La bataille pour la coalition commence qui formera le gouvernement?

Le certificat des résultats des élections législatives du 11 juin a ouvert la possibilité que, dans un délai d'un mois, la nouvelle composition de l'Assemblée du Kosovo soit en cours. Avec la Constitution du Parlement, la vérification des mandats est faite et le nouveau président de cette institution, qui sera nommé par la coalition. PAN (Parti démocratique du Kosovo, Alliance pour [...]
Avec la Constitution du Parlement, la vérification des mandats est faite et le nouveau président de cette institution, qui sera nommé par la coalition. PAN (Parti démocratique du Kosovo, Alliance pour l'avenir du Kosovo et Initiative). Les cinq chefs adjoints de l'Assemblée, qui constitueront la nouvelle direction de l'institution, seront également élus.
Dès le moment de la construction de l'Assemblée, sur la base des résultats des élections, le candidat de coalition PAN pour le premier ministre, Ramush Haradinaj doit dans les 15 jours faire sa proposition pour la formation du nouveau gouvernement du Kosovo.
Il devrait recevoir le mandat du premier ministre du président du Kosovo.
Jusqu'à présent, Haradinaj a largement déclaré qu'il avait les nombres nécessaires pour former le gouvernement, mais il n'a pas présenté les sujets avec lesquels il a fourni ces nombres.

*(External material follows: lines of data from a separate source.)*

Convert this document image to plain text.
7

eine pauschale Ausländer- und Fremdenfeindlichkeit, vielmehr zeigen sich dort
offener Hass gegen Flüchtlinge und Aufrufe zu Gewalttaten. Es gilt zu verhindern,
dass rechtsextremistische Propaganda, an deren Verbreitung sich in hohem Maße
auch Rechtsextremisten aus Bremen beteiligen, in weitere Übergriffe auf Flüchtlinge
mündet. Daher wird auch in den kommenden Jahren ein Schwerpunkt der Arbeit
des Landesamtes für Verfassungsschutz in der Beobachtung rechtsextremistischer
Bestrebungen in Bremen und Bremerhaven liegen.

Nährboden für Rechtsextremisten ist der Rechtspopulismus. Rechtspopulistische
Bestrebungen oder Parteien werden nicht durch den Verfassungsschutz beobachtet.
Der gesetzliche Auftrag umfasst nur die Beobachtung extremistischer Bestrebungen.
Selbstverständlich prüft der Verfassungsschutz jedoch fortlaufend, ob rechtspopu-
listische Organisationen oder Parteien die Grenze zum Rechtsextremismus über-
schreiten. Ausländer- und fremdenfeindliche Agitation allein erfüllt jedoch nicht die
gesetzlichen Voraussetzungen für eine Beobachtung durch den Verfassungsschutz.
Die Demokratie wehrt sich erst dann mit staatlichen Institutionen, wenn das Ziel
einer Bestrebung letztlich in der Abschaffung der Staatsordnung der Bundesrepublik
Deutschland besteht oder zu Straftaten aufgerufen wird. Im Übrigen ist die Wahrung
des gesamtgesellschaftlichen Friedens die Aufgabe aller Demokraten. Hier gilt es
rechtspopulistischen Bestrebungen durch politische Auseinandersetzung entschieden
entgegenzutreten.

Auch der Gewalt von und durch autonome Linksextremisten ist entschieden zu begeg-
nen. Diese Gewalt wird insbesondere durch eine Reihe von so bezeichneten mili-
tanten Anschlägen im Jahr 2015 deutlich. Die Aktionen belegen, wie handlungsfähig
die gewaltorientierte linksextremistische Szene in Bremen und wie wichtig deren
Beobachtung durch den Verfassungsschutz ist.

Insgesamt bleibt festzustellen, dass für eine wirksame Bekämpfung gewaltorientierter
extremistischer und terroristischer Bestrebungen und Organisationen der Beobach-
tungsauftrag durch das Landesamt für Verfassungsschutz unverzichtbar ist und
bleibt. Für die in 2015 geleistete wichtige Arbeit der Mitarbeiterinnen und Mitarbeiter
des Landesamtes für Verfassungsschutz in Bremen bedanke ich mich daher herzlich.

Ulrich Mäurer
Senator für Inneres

Voies Que les coalitions PAN les a fournies à l'Assemblée, un total de 39, ne suffisent pas pour la formation du gouvernement.
Bien que Haradinaj ait cité le lien de la coalition avec la Ligue démocratique du Kosovo, la Nouvelle Alliance du Kosovo et l'Alternative, ces trois coalitions se sont réunies dans la coalition préélectorale comme des possibilités LAA, mais elles n'ont pas confirmé cette alliance après les élections.
Une partie du gouvernement, selon la Constitution, sera également des communautés minoritaires, qui dans leur ensemble constituent 20 députés à l'Assemblée du Kosovo.
Pour la formation du gouvernement, au moins 61 députés sont nécessaires.
Lors de différents tests sur les résultats des élections du 11 juin, le dilemme a également été mis en place: Et si Haradinaj et PAN ne parviennent pas à faire le nouveau gouvernement?
En conclusion, l'option de réserve a généralement été donnée, celle d'accorder au candidat le mandat du Mouvement Vetevendosje, Albin Kurti, pour former le gouvernement.
Mais, sur la base des récentes déclarations du président du Kosovo, il semble que pour le mandat éventuel de Kurti, un autre avis de la Cour constitutionnelle sera sollicité, malgré les résultats obtenus en 2014, sur le droit de former le gouvernement.
Ainsi, les négociations qui auront lieu les jours et les semaines suivantes peuvent apporter des formules de formations gouvernementales plus variées, que ce soit avec Haradinaj au sommet ou Kurti, ou même sans aucune d'entre elles, produisant des chiffres consensuels.
Cependant, si Haradinaj et Kurti sont attendus les jours suivants pour intensifier leurs efforts pour de nouvelles coalitions, pour obtenir la création de la majorité parlementaire au Parlement, comme condition nécessaire à la formation du gouvernement, même le facteur international ne devrait pas être loin derrière ces développements.
De Bruxelles, le commissaire à l'élargissement Johannes Hahn a déjà envoyé le message au Kosovo pour qu'il forme un gouvernement pro-européen et stable.
Bruxelles insistera pour que le nouveau gouvernement puisse poursuivre le processus de dialogue et de normalisation des relations avec la Serbie, mettre fin à la démarcation de la frontière avec le Monténégro et poursuivre le programme d'intégration européenne.
De plus, l'ambassade américaine à Pristina a envoyé des messages pour établir des institutions stables et démocratiques.
Alors que la politique au Kosovo n'exclut pas même “l'incitation” à passer des élections aux élections, ce qui résulterait de l'incapacité du gouvernement à former, pour le facteur international, l'UE et les États-Unis, de nouvelles élections seraient considérées comme l'option la plus indésirable.
Le Kosovo, selon les estimations internationales, est également devenu très bloqué dans les processus d'intégration, est resté le seul pays isolé et sans libéralisation des visas, déjà profondément bloqué en termes d'ordre et de droit.